Sexual Orientation/Marital Status Discrimination – The Minnesota Human Rights Act (MHRA) prohibits, among other things, sexual orientation discrimination. The MHRA also prohibits marital status discrimination. Consequently, same-sex marriage in Minnesota means that these two protected classes are now linked in such a way that an increase in the number of charges filed against employers alleging MHRA violations for both is more likely.

Under the Minnesota Supreme Court’s decision in Taylor v. LSI,
marital status discrimination goes beyond basing employment decisions on whether or not someone is or is not married; it was held to also include employment discrimination based on the identity of one’s spouse. Because a spouse need not be an employee, with Minnesota’s lawful recognition of same-sex marriages, an employer’s decision not to hire, or to fire or take some other adverse employment action because someone has a same-sex spouse, will give rise to a marital status discrimination claim in addition to one for sexual orientation discrimination.
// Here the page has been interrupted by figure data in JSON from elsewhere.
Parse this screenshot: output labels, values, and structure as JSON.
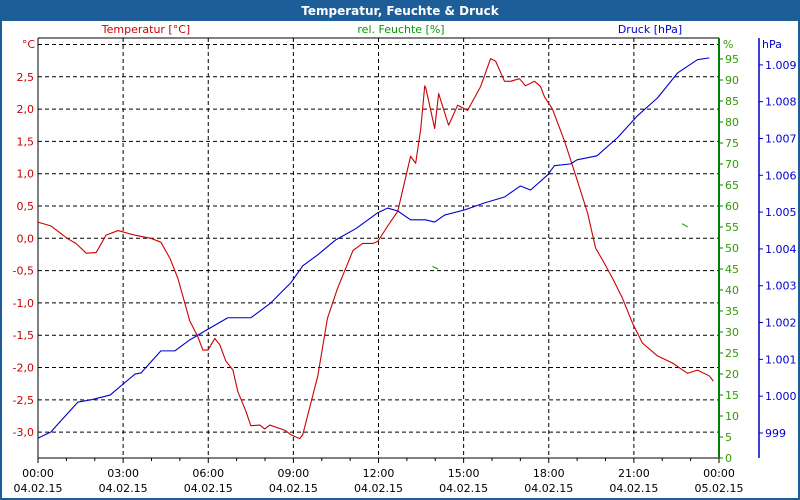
{
  "window": {
    "title": "Temperatur, Feuchte & Druck"
  },
  "colors": {
    "temperature": "#cc0000",
    "humidity": "#009900",
    "humidity_axis": "#008000",
    "pressure": "#0000cc",
    "titlebar": "#1d5e98"
  },
  "chart_data": {
    "type": "line",
    "title": "Temperatur, Feuchte & Druck",
    "xlabel": "",
    "x_unit": "hours since 00:00 04.02.15",
    "xlim": [
      0,
      24
    ],
    "x_ticks": [
      {
        "value": 0,
        "time": "00:00",
        "date": "04.02.15"
      },
      {
        "value": 3,
        "time": "03:00",
        "date": "04.02.15"
      },
      {
        "value": 6,
        "time": "06:00",
        "date": "04.02.15"
      },
      {
        "value": 9,
        "time": "09:00",
        "date": "04.02.15"
      },
      {
        "value": 12,
        "time": "12:00",
        "date": "04.02.15"
      },
      {
        "value": 15,
        "time": "15:00",
        "date": "04.02.15"
      },
      {
        "value": 18,
        "time": "18:00",
        "date": "04.02.15"
      },
      {
        "value": 21,
        "time": "21:00",
        "date": "04.02.15"
      },
      {
        "value": 24,
        "time": "00:00",
        "date": "05.02.15"
      }
    ],
    "grid": true,
    "axes": {
      "temperature": {
        "label": "Temperatur [°C]",
        "unit": "°C",
        "ylim": [
          -3.4,
          3.1
        ],
        "ticks": [
          {
            "v": 2.5,
            "t": "2,5"
          },
          {
            "v": 2,
            "t": "2,0"
          },
          {
            "v": 1.5,
            "t": "1,5"
          },
          {
            "v": 1,
            "t": "1,0"
          },
          {
            "v": 0.5,
            "t": "0,5"
          },
          {
            "v": 0,
            "t": "0,0"
          },
          {
            "v": -0.5,
            "t": "-0,5"
          },
          {
            "v": -1,
            "t": "-1,0"
          },
          {
            "v": -1.5,
            "t": "-1,5"
          },
          {
            "v": -2,
            "t": "-2,0"
          },
          {
            "v": -2.5,
            "t": "-2,5"
          },
          {
            "v": -3,
            "t": "-3,0"
          }
        ]
      },
      "humidity": {
        "label": "rel. Feuchte [%]",
        "unit": "%",
        "ylim": [
          0,
          100
        ],
        "ticks": [
          {
            "v": 0,
            "t": "0"
          },
          {
            "v": 5,
            "t": "5"
          },
          {
            "v": 10,
            "t": "10"
          },
          {
            "v": 15,
            "t": "15"
          },
          {
            "v": 20,
            "t": "20"
          },
          {
            "v": 25,
            "t": "25"
          },
          {
            "v": 30,
            "t": "30"
          },
          {
            "v": 35,
            "t": "35"
          },
          {
            "v": 40,
            "t": "40"
          },
          {
            "v": 45,
            "t": "45"
          },
          {
            "v": 50,
            "t": "50"
          },
          {
            "v": 55,
            "t": "55"
          },
          {
            "v": 60,
            "t": "60"
          },
          {
            "v": 65,
            "t": "65"
          },
          {
            "v": 70,
            "t": "70"
          },
          {
            "v": 75,
            "t": "75"
          },
          {
            "v": 80,
            "t": "80"
          },
          {
            "v": 85,
            "t": "85"
          },
          {
            "v": 90,
            "t": "90"
          },
          {
            "v": 95,
            "t": "95"
          }
        ]
      },
      "pressure": {
        "label": "Druck [hPa]",
        "unit": "hPa",
        "ylim": [
          998.32,
          1009.73
        ],
        "ticks": [
          {
            "v": 999,
            "t": "999"
          },
          {
            "v": 1000,
            "t": "1.000"
          },
          {
            "v": 1001,
            "t": "1.001"
          },
          {
            "v": 1002,
            "t": "1.002"
          },
          {
            "v": 1003,
            "t": "1.003"
          },
          {
            "v": 1004,
            "t": "1.004"
          },
          {
            "v": 1005,
            "t": "1.005"
          },
          {
            "v": 1006,
            "t": "1.006"
          },
          {
            "v": 1007,
            "t": "1.007"
          },
          {
            "v": 1008,
            "t": "1.008"
          },
          {
            "v": 1009,
            "t": "1.009"
          }
        ]
      }
    },
    "series": [
      {
        "name": "Temperatur [°C]",
        "axis": "temperature",
        "x": [
          0,
          0.46,
          1.06,
          1.34,
          1.7,
          2.05,
          2.4,
          2.82,
          3.4,
          3.98,
          4.33,
          4.65,
          4.93,
          5.35,
          5.63,
          5.81,
          5.99,
          6.23,
          6.41,
          6.62,
          6.87,
          7.04,
          7.33,
          7.5,
          7.82,
          7.99,
          8.17,
          8.7,
          8.91,
          9.22,
          9.33,
          9.86,
          10.2,
          10.56,
          11.1,
          11.44,
          11.8,
          11.97,
          12.43,
          12.68,
          13.13,
          13.31,
          13.49,
          13.63,
          13.67,
          13.98,
          14.12,
          14.47,
          14.79,
          15.14,
          15.6,
          15.95,
          16.13,
          16.44,
          16.65,
          16.97,
          17.18,
          17.5,
          17.71,
          17.85,
          18.13,
          18.56,
          18.98,
          19.37,
          19.65,
          19.9,
          20.25,
          20.6,
          20.95,
          21.3,
          21.83,
          22.36,
          22.89,
          23.24,
          23.66,
          23.8
        ],
        "y": [
          0.25,
          0.19,
          -0.01,
          -0.08,
          -0.23,
          -0.22,
          0.05,
          0.12,
          0.05,
          0.0,
          -0.06,
          -0.31,
          -0.62,
          -1.28,
          -1.52,
          -1.73,
          -1.73,
          -1.55,
          -1.65,
          -1.9,
          -2.04,
          -2.37,
          -2.68,
          -2.9,
          -2.89,
          -2.95,
          -2.89,
          -2.97,
          -3.04,
          -3.1,
          -3.04,
          -2.13,
          -1.24,
          -0.77,
          -0.19,
          -0.08,
          -0.08,
          -0.05,
          0.26,
          0.42,
          1.27,
          1.16,
          1.7,
          2.36,
          2.32,
          1.7,
          2.24,
          1.75,
          2.06,
          1.98,
          2.35,
          2.78,
          2.74,
          2.43,
          2.43,
          2.47,
          2.36,
          2.43,
          2.35,
          2.19,
          2.0,
          1.5,
          0.93,
          0.39,
          -0.15,
          -0.34,
          -0.62,
          -0.93,
          -1.31,
          -1.62,
          -1.82,
          -1.93,
          -2.09,
          -2.04,
          -2.13,
          -2.21
        ]
      },
      {
        "name": "rel. Feuchte [%]",
        "axis": "humidity",
        "segments": [
          [
            [
              13.9,
              45.6
            ],
            [
              14.1,
              45.0
            ]
          ],
          [
            [
              22.7,
              55.8
            ],
            [
              22.9,
              55.0
            ]
          ]
        ]
      },
      {
        "name": "Druck [hPa]",
        "axis": "pressure",
        "x": [
          0,
          0.46,
          0.7,
          1.41,
          1.87,
          2.54,
          3.42,
          3.63,
          4.33,
          4.82,
          5.35,
          5.88,
          6.69,
          7.5,
          8.2,
          8.91,
          9.33,
          9.86,
          10.5,
          11.2,
          11.97,
          12.32,
          12.68,
          13.13,
          13.66,
          13.98,
          14.33,
          15.04,
          15.74,
          16.44,
          17.0,
          17.36,
          17.96,
          18.2,
          18.77,
          19.0,
          19.7,
          20.42,
          21.13,
          21.83,
          22.54,
          23.24,
          23.66
        ],
        "y": [
          998.86,
          999.03,
          999.24,
          999.84,
          999.9,
          1000.03,
          1000.6,
          1000.63,
          1001.23,
          1001.23,
          1001.53,
          1001.77,
          1002.13,
          1002.13,
          1002.53,
          1003.08,
          1003.54,
          1003.84,
          1004.25,
          1004.55,
          1004.98,
          1005.11,
          1005.03,
          1004.79,
          1004.79,
          1004.73,
          1004.92,
          1005.06,
          1005.25,
          1005.41,
          1005.71,
          1005.6,
          1006.01,
          1006.26,
          1006.31,
          1006.42,
          1006.53,
          1007.02,
          1007.62,
          1008.1,
          1008.78,
          1009.14,
          1009.19
        ]
      }
    ]
  }
}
Consequently, while Minnesota employers have been prohibited for some time by law from basing employment decisions on an employee or applicant’s sexual preference, where a spouse or ex-spouse happens to be of the same sex the new law adds another legal basis for further liability.

These issues serve to highlight just some of the foreseeable implications of Minnesota’s same-sex marriage law as it pertains to employers. A recent news report speculated that Minnesota could see thousands of newly married same-sex couples within just months of the August 1, 2013 effective date of this new law. Therefore, it is advisable to get ahead of these issues before the law goes into effect by consulting with experienced legal counsel who are well versed in employment law and the issues surrounding same-sex marriage.